2. Find one physical thing about yourself that you hate, and spend time throughout that day telling yourself how blessed you are to have ‘x’ just the way it is. Choose a new body part each day for a week. Every time you look in the mirror or whenever you see your reflection, say to yourself, “I was created this way for a reason. Other people may not understand the value of ‘x’, but it is perfect for me. Thank you for giving me ‘a long, tall body’ for example. By the end of the day, you will start to see ways to value that part of yourself, and use it in more positive ways, like smile more, or stand taller. People will notice.
3. Pay closer attention to a thing or event that really irritates and gets you riled up. Look at the emotion attached about it that you hate, and instead of judging it, quickly write it down and later when you can sit for a few minutes, try to figure out how this relates to an issue in your past. You may really be surprised at how something from your past is still influencing how you presently behave.
For example, I hate it when the boys don’t clean up the bathroom after they get out. I thought about it, and it boils down to not feeling appreciated for what I do. As a child, I did not get recognition for any accomplishments, I was just expected to do more. I’ve had to do a lot of work on that inner child, and learn that other ways my boys show me appreciation is just as valid. And, they are just kids. Again, these are my issues from childhood, and I was expected to act like an adult without ever really enjoying youth, working since age 13, and then my dad left, etc. Still not my kids’ fault.
Understand, too, that how we experienced things as children is very different that how we see them now. We couldn’t process hurts while our brains were developing, and if we weren’t supported through an issue, then we carry that hurt to other parts of our lives forever if not addressed.
4. Once you are aware of the connection between present events and past trauma, painful memories or ways you were hurt, allow yourself the space to grieve. This is hard, dear, and I so appreciate the difficulty one can have in the remembering. But, it is in this unloved memory being experienced and acknowledged for what it was that these deep, untended wounds can begin to heal and give off less pain, which means a much better feeling you. It is always good to have a therapist or caring, healthy other who can share that hurt with you, to witness and share or mirror that yes, you were wronged, and that yes, you deserve comfort and kindness.
As for the goat lady issue to be resolved, I have to let it develop a little more.
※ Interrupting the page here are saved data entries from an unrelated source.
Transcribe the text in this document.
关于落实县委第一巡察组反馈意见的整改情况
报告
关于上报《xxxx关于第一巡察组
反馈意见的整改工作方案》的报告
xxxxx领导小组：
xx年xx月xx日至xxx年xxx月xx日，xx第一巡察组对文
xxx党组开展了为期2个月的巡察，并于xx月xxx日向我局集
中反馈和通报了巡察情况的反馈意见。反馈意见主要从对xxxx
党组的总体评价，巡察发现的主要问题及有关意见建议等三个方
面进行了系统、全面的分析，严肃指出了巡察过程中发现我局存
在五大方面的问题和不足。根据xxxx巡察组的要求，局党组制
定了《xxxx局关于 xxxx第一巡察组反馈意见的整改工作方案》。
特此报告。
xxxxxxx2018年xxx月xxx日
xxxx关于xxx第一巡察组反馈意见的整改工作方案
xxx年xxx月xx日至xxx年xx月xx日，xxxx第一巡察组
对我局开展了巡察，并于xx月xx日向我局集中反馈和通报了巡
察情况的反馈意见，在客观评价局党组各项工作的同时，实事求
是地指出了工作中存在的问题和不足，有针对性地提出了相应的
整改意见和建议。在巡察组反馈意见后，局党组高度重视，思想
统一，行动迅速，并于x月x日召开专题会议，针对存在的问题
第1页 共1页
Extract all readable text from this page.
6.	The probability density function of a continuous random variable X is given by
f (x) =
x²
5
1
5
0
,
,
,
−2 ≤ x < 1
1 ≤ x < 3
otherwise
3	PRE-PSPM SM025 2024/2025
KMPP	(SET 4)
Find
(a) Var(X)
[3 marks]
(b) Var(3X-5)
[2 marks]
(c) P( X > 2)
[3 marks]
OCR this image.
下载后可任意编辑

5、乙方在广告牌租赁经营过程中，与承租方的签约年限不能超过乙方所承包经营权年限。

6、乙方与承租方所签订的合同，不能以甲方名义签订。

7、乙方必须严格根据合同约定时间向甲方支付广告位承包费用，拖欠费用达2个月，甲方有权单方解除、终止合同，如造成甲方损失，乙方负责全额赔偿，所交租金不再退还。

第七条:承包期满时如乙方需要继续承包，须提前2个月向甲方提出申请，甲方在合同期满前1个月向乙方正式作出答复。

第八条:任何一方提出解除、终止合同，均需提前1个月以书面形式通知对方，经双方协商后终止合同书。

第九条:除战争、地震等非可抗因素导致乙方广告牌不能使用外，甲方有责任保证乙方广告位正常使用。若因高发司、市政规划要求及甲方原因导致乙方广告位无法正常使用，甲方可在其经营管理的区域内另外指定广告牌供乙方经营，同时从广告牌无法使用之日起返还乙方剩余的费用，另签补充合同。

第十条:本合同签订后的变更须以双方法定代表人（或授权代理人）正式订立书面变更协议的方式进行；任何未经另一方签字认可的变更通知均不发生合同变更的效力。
I left her an email and a voice mail asking for her to give me some direction on what I am to do to get my milk. I didn’t curse or yell on the voice mail. I will give her a day to respond. If she doesn’t, then I will try to find someone else to sell me the milk, and I will just ask her for my money back.
I don’t have the time to invest in someone with these types of issues who is not a family member or client. I know my boundaries, and will also respect her pain by not embarrassing her or being mean. It serves no purpose to aggravate an already tormented person.
You, too, can heal, and you can find the person of your dreams, once you do.